Configuring the Adapter for Cloudera Impala

Topics:

How to:

Reference:

Configuring the adapter consists of specifying connection and authentication information for each of the connections you want to establish.

Procedure: How to Configure the Cloudera Impala Adapter

You can configure the adapter from either the Web Console or the Data Management Console.

  1. From the Web Console sidebar, click Connect to Data.

    or

    From the Data Management Console, expand the Adapters folder.

    In the DMC, the Adapters folder opens. In the Web Console, the Adapters page opens with two lists, Configured Adapters and Available Adapters.

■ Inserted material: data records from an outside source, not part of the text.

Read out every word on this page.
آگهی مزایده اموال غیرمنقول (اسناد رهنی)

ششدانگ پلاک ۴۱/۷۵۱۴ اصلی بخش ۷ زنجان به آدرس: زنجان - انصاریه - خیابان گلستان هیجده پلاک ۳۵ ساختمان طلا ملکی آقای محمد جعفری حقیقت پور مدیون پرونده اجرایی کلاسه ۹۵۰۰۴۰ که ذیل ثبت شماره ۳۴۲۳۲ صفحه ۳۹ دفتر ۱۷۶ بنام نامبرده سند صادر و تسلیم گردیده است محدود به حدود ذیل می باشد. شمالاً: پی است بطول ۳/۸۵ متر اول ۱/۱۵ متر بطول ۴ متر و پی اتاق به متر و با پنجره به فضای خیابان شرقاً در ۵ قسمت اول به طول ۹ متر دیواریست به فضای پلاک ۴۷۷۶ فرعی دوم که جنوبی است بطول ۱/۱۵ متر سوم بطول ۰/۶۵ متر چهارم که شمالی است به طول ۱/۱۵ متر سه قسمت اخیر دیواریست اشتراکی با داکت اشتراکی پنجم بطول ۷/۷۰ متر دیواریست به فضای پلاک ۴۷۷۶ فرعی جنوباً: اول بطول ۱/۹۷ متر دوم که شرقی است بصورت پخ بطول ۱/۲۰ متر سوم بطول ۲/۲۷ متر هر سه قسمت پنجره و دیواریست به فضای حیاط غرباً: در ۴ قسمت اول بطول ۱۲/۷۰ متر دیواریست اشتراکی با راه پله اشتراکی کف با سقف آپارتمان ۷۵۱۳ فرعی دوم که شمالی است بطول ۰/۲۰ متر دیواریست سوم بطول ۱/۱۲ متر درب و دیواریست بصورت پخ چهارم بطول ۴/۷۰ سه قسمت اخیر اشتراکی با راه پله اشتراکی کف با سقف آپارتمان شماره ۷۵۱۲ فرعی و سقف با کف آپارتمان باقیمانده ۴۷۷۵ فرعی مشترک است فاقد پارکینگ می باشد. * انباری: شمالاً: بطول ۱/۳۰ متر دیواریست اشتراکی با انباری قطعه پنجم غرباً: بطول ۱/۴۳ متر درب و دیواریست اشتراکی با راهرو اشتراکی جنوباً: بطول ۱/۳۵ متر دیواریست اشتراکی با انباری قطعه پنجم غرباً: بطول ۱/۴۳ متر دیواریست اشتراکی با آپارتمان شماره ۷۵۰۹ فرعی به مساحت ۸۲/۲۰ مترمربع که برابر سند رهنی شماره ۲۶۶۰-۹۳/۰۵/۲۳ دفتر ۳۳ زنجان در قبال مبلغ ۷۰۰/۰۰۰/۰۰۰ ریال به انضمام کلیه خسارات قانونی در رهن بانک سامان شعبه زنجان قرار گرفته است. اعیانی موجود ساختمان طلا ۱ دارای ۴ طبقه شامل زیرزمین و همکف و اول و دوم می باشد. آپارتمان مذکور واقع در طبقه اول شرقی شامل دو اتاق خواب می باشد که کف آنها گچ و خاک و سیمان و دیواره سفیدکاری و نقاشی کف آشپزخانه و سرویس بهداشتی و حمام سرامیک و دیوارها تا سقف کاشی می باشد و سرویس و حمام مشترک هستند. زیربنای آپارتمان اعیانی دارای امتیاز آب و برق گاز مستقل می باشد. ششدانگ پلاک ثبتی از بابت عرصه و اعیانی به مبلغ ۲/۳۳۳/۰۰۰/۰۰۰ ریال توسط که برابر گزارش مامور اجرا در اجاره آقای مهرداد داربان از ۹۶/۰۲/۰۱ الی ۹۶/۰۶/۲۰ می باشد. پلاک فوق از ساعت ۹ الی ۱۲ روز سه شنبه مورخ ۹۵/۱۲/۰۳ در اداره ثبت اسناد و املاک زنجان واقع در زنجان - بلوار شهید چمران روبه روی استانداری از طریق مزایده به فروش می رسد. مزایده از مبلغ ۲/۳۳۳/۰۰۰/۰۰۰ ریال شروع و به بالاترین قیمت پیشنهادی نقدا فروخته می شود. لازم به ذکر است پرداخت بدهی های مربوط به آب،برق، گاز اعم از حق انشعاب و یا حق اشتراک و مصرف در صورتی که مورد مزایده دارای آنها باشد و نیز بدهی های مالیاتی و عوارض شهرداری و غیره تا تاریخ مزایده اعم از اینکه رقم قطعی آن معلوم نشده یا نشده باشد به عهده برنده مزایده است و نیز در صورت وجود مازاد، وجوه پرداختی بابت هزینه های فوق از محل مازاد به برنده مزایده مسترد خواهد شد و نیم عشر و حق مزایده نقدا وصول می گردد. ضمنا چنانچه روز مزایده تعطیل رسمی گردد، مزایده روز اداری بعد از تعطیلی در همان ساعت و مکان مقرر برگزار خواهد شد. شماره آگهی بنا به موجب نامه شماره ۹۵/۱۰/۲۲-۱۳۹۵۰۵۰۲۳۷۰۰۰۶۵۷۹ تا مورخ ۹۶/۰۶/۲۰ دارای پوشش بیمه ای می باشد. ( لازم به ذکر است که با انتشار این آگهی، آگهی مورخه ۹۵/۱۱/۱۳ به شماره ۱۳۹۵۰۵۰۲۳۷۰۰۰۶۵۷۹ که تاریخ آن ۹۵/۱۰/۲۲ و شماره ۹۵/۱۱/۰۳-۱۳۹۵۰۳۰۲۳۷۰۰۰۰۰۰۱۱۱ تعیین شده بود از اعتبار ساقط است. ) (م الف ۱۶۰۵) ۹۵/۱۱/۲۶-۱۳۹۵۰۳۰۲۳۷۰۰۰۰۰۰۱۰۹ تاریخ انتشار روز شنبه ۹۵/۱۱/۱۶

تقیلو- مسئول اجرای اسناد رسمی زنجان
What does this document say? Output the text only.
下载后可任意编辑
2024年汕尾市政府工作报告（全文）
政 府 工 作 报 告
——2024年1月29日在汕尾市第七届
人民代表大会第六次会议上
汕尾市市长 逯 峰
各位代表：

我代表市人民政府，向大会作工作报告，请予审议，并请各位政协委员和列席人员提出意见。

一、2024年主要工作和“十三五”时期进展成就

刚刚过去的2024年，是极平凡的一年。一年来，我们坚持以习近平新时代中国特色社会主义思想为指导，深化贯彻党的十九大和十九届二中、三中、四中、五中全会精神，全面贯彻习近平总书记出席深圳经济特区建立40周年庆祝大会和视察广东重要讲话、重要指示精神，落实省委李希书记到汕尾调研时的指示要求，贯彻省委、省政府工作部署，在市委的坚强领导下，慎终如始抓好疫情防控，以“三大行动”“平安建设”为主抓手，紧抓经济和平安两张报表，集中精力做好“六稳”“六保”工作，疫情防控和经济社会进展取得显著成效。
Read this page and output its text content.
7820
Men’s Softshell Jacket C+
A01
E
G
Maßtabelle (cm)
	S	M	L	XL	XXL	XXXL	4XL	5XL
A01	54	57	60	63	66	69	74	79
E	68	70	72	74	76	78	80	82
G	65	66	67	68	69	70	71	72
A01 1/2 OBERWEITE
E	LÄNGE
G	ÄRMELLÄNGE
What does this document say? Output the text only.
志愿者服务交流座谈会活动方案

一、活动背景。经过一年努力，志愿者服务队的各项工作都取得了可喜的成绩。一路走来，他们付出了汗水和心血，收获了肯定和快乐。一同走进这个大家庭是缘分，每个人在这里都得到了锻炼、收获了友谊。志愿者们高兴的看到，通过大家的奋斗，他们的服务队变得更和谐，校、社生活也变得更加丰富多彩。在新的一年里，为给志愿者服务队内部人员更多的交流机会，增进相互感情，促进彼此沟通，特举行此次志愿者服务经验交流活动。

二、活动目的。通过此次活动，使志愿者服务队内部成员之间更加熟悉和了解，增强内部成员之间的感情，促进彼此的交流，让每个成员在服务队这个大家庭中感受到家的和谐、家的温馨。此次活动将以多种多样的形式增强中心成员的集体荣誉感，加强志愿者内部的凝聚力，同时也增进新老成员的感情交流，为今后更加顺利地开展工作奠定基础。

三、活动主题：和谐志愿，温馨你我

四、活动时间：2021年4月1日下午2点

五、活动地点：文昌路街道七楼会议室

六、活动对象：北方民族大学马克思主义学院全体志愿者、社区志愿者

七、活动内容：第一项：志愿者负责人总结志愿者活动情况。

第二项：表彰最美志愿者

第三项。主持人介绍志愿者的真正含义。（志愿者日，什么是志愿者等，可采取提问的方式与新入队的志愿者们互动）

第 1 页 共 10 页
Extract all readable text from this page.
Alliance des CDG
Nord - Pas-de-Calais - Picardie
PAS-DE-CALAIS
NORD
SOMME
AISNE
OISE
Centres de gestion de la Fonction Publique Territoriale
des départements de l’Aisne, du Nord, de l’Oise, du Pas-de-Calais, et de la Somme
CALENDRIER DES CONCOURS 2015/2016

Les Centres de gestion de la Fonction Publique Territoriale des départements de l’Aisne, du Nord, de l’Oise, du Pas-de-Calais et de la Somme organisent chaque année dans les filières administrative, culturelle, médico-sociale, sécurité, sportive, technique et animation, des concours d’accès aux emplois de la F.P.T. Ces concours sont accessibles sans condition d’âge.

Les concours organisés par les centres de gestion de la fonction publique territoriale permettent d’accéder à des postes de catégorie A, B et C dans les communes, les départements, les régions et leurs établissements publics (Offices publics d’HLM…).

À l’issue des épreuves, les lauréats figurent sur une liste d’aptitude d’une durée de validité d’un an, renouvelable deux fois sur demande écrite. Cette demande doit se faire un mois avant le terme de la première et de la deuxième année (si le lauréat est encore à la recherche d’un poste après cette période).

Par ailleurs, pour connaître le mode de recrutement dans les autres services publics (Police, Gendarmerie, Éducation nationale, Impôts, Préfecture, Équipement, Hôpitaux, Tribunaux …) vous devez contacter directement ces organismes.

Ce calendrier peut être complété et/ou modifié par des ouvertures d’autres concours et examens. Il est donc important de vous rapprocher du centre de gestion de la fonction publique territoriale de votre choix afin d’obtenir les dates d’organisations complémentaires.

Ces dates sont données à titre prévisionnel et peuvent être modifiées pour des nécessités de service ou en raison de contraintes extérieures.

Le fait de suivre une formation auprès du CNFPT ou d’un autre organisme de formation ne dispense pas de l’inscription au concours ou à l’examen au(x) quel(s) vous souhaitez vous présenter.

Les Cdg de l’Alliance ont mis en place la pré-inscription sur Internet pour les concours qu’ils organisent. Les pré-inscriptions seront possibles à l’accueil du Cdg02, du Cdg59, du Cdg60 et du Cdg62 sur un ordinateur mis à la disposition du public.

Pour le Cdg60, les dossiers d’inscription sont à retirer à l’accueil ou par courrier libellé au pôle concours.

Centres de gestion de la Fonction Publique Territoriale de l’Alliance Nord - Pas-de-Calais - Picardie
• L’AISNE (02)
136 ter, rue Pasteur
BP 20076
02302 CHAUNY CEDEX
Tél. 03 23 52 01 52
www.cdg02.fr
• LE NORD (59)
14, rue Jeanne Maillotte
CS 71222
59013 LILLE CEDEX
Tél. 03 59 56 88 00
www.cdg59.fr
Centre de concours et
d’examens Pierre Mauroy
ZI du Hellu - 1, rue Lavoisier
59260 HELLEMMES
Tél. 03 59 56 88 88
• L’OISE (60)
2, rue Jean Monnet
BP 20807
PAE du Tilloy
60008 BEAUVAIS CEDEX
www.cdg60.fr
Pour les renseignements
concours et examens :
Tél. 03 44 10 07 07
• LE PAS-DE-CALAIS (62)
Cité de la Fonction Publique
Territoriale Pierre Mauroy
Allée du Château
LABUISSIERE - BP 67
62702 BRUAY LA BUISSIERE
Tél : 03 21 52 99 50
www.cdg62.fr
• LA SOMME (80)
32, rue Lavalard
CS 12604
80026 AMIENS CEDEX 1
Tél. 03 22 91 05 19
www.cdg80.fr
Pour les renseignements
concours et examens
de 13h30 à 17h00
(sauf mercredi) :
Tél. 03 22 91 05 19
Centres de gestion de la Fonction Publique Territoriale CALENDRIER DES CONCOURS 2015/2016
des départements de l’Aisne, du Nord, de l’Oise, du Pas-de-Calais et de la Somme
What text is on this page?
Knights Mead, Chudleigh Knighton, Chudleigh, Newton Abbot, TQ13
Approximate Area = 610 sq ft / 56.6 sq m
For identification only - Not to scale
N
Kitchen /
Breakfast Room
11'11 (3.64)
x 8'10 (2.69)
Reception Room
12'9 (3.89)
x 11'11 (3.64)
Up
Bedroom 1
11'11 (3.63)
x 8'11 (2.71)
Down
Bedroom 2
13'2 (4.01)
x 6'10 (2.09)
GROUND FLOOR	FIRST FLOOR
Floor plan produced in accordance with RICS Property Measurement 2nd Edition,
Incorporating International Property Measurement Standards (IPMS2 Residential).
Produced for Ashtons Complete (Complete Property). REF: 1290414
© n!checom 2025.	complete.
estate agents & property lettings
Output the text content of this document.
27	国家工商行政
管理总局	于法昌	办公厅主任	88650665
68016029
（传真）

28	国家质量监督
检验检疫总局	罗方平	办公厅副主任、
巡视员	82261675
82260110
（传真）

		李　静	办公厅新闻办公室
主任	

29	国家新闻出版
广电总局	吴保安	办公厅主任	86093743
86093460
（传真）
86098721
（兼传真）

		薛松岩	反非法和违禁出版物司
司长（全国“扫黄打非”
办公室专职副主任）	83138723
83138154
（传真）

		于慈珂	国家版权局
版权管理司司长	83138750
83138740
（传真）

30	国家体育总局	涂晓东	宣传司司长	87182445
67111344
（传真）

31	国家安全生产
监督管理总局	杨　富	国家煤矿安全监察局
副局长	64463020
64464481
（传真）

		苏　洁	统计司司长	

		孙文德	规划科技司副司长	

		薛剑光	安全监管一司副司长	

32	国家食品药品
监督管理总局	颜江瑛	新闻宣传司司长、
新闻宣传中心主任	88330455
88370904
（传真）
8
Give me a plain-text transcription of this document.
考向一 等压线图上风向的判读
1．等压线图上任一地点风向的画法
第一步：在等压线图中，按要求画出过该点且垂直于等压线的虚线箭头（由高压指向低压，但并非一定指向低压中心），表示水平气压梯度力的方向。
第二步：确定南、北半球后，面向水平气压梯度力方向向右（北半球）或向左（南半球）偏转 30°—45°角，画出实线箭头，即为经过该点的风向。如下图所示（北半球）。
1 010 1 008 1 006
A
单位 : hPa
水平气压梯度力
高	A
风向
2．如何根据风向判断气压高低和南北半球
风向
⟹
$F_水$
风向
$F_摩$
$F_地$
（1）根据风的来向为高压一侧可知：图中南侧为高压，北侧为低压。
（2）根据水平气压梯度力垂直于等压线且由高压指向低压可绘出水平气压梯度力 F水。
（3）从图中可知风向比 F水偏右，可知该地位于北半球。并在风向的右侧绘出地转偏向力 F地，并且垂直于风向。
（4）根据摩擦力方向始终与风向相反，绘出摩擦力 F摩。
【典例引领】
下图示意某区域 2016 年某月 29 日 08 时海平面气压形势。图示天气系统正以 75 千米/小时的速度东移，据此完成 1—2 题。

  2. Find the adapter on the Available list in the Web Console or expand the Available folder in the DMC, if it is not already expanded.
    On the Web Console, you can select a category of adapter from the drop-down list or use the search option (magnifying glass) to search for specific characters.
  3. Right-click Cloudera Impala and click Configure.
  4. In the URL box, type the URL used to connect to your Hive or Impala server. For more information, see Cloudera Impala Adapter Configuration Settings.
  5. In the Driver Name box, type the JDBC driver that you are using from the following table:

    Adapter

    JDBC Driver Name

    Apache Hive

    org.apache.hive.jdbc.HiveDriver

    Cloudera Impala

    com.cloudera.impala.jdbc41.Driver
  6. Select the security type. If you are using Explicit, type your user ID and password.

    The following image shows an example of the configuration settings used:


    Add Cloudera Impala adapter
  7. Select edasprof from the drop-down menu to add this connection for all users, or select a user profile.
  8. Click Test. You should see a list of data sources on your server.
  9. Click Configure.

Reference: Cloudera Impala Adapter Configuration Settings

The Adapter for Hadoop/Hive/Impala is under the SQL group folder.x

Connection name

Logical name used to identify this particular set of connection attributes. The default is CON01.

URL

Is the URL to the location of the data source.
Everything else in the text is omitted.